In this work, we investigated the use of machine learning-based classifiers for chatter detection in micro-milling operations using acoustic emission signals. Data from chatter and chatter-free cuts were acquired during the micro-milling of two workpieces of COSAR and UFG using a sloth-cutting strategy.

These data are processed using a sliding window strategy that divides the complete set into several data packets. Statistical features are derived from these packets. Two case studies are investigated: (1) a features’ set composed of nine features and (2) a features’ set composed of the two most relevant features. The most relevant features should be strongly correlated with the desired output of the classifier. Moreover, optimal parameters for the sliding window strategy are found using a DE optimizer.

These data are used for training and testing two supervised machine learning classifiers: a Perceptron-based classifier and an SVM-based classifier. The former converges if the classes are linearly separable, while the latter considers misclassifications.

Through this investigation, one can conclude that the RMS value of the amplitude signal can be a relevant feature for detecting chatter. Nevertheless, this choice is dependent on the material under investigation. The time-domain signals should be acquired and processed according to the optimal window and step values for maximizing the classifiers’ performance. A classifier’s output is derived at every step; therefore, the proposal is suitable for in-process chatter detection.

A trade-off between the number of features and the complexity of the classifiers was identified. Perceptron-based classifiers converged for both materials using the nine proposed statistical features. While SVM-based classifiers can adequately detect chatter using only the two most relevant features or the larger set of features.

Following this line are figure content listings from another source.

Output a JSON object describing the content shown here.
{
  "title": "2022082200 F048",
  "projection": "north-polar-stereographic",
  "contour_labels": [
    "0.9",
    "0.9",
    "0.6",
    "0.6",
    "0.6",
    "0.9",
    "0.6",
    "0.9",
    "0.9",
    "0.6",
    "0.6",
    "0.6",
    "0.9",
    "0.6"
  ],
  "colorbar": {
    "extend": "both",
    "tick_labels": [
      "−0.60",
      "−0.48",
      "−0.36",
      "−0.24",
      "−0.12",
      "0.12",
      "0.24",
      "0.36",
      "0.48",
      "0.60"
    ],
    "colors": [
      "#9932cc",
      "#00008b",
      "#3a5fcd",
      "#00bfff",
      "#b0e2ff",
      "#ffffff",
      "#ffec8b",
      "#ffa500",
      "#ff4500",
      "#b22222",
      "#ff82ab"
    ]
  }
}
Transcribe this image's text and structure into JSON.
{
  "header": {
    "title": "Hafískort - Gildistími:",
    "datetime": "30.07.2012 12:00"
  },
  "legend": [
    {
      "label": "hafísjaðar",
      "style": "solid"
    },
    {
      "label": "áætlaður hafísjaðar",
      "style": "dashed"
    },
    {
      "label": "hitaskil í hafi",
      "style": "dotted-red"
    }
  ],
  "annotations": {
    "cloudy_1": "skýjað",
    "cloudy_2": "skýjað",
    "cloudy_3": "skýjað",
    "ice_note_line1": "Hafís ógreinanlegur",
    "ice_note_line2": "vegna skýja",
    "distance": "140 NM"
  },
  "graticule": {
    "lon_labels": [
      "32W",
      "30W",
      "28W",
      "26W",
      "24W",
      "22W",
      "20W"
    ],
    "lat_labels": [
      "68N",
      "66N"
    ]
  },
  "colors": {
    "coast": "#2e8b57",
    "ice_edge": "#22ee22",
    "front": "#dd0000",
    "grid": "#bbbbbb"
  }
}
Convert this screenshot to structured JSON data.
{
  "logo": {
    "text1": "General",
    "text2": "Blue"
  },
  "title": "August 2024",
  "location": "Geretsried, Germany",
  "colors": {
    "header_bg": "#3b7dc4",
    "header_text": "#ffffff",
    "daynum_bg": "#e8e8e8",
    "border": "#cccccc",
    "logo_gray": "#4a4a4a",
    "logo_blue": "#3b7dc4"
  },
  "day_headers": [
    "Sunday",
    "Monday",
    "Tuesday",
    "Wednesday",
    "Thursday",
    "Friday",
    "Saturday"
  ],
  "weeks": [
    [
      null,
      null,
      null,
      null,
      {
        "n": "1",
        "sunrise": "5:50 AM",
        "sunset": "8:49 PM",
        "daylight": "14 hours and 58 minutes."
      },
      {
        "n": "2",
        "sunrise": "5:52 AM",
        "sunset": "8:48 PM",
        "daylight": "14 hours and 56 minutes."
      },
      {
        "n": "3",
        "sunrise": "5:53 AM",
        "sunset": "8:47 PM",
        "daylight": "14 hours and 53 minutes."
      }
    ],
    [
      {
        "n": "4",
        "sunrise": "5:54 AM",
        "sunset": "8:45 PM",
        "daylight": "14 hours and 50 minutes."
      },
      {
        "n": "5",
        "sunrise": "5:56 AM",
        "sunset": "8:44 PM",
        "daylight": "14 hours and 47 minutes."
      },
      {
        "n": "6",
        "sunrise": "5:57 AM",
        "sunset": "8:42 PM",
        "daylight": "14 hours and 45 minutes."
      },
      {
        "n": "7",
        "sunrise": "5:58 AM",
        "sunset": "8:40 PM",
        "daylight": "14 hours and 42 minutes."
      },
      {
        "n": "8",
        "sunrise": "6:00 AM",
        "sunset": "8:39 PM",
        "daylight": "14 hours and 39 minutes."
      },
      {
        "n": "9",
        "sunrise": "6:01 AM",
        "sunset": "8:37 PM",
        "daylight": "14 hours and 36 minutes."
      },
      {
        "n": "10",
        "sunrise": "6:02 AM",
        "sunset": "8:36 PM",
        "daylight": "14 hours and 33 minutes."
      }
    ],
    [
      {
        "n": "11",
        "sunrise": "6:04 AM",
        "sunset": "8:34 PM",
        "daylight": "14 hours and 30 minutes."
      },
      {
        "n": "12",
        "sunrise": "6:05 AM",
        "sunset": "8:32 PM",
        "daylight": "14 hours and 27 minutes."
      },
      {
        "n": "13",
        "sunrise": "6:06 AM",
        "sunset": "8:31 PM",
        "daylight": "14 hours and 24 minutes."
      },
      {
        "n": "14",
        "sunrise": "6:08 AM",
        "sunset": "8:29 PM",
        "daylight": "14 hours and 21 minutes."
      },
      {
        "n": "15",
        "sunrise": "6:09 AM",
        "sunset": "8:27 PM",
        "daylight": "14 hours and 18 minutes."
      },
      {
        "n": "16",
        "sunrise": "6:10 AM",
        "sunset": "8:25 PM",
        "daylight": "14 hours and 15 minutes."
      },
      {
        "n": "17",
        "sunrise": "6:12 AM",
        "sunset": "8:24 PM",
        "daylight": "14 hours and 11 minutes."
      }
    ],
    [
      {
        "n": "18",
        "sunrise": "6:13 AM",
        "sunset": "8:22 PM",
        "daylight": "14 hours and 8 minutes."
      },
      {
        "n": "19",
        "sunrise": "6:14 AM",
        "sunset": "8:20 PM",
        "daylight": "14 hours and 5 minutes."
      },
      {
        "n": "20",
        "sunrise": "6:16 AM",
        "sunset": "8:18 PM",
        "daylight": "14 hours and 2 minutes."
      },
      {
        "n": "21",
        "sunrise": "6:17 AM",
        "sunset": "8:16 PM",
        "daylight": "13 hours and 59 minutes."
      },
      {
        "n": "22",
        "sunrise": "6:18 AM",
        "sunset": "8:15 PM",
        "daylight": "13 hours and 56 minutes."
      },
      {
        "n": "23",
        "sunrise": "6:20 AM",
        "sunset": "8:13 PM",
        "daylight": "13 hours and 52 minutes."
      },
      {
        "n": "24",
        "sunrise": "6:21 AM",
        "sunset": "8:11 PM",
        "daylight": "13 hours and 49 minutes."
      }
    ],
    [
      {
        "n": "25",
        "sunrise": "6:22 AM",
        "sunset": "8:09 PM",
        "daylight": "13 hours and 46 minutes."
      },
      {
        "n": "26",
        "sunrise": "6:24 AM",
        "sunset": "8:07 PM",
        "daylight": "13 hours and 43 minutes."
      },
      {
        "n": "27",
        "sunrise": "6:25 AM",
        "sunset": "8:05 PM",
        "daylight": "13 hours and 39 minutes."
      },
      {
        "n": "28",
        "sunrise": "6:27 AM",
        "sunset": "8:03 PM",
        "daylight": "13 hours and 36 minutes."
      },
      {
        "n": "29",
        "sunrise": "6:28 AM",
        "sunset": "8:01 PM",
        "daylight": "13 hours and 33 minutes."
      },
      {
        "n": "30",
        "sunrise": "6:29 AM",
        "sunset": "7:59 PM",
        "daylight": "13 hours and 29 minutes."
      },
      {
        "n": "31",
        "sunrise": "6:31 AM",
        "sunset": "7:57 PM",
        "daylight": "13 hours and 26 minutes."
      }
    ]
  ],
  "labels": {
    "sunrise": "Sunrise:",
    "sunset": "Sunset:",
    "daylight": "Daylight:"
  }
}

This work exploits supervised machine learning classifiers using time-domain data. However, the training phase of these classifiers requires AE data from chatter and chatter-free cuts, which might cause undesired disruption. Therefore, unsupervised methods should also be investigated since they only need AE data from chatter-free cuts. Thus, the use of unsupervised classifiers could enhance the usability of the proposal. Moreover, industrial data, described in time and frequency domain, should also be exploited, promoting other ways of detecting chatter.